Permettez-moi, en guise d'introduction de dire quelques mots d'Inovev, société indépendante à base de capitaux privés indépendants, dont les actionnaires sont des individus. Ses clients sont principalement européens et asiatiques. Inovev a été fondée récemment, en 2010, mais son équipe dirigeante est composée d'experts de l'industrie automobile, le plus âgé et le plus jeune d'entre eux ayant respectivement une expérience de quarante et de dix ans dans ce secteur – il s'agit de moi-même et de M. Jamel Taganza qui m'accompagne.

Les membres de l'équipe d'Inovev ont observé et analysé le marché automobile mondial et réalisé des prévisions. Ils ont analysé la conception d'une centaine de véhicules en procédant à leur démontage complet en coopération avec les constructeurs automobiles et leurs fournisseurs.
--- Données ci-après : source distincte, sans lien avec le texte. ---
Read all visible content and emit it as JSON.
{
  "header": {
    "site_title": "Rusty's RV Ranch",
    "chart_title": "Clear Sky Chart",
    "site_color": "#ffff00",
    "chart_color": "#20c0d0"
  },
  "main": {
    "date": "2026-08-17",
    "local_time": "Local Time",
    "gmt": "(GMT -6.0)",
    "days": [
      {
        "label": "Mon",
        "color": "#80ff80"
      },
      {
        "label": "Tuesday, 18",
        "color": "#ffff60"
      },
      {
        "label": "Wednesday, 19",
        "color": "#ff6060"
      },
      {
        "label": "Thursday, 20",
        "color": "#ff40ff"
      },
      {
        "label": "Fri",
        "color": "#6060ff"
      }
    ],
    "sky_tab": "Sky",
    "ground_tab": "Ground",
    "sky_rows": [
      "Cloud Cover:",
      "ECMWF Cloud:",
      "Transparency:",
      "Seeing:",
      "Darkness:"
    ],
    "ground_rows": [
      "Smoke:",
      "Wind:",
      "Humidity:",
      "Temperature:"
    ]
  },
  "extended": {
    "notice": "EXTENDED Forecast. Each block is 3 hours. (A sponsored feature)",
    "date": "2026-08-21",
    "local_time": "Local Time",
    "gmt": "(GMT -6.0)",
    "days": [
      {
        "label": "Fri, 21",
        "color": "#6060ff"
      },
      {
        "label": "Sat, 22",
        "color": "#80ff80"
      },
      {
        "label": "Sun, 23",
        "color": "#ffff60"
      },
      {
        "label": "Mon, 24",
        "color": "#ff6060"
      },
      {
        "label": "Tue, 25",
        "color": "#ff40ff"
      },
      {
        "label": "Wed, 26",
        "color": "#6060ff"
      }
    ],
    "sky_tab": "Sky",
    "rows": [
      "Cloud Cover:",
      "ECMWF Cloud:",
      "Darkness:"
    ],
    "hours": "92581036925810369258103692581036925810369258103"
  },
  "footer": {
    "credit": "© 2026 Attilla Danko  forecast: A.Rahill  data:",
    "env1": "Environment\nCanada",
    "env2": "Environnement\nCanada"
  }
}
Les analyses et les prévisions d'Inovev s'appuient sur des données fiables et une méthodologie rigoureuse. Inovev achète ou se procure des données relatives aux immatriculations et aux ventes de tous les véhicules pour le passé et le présent. Nous les traitons après les avoir homogénéisés et les avoir mises en place dans un référentiel commun. À partir des ventes, nous estimons les productions par un calcul complexe mais très fiable lorsque celles-ci ne sont pas fournies par les constructeurs, ce qui est le cas le plus fréquent.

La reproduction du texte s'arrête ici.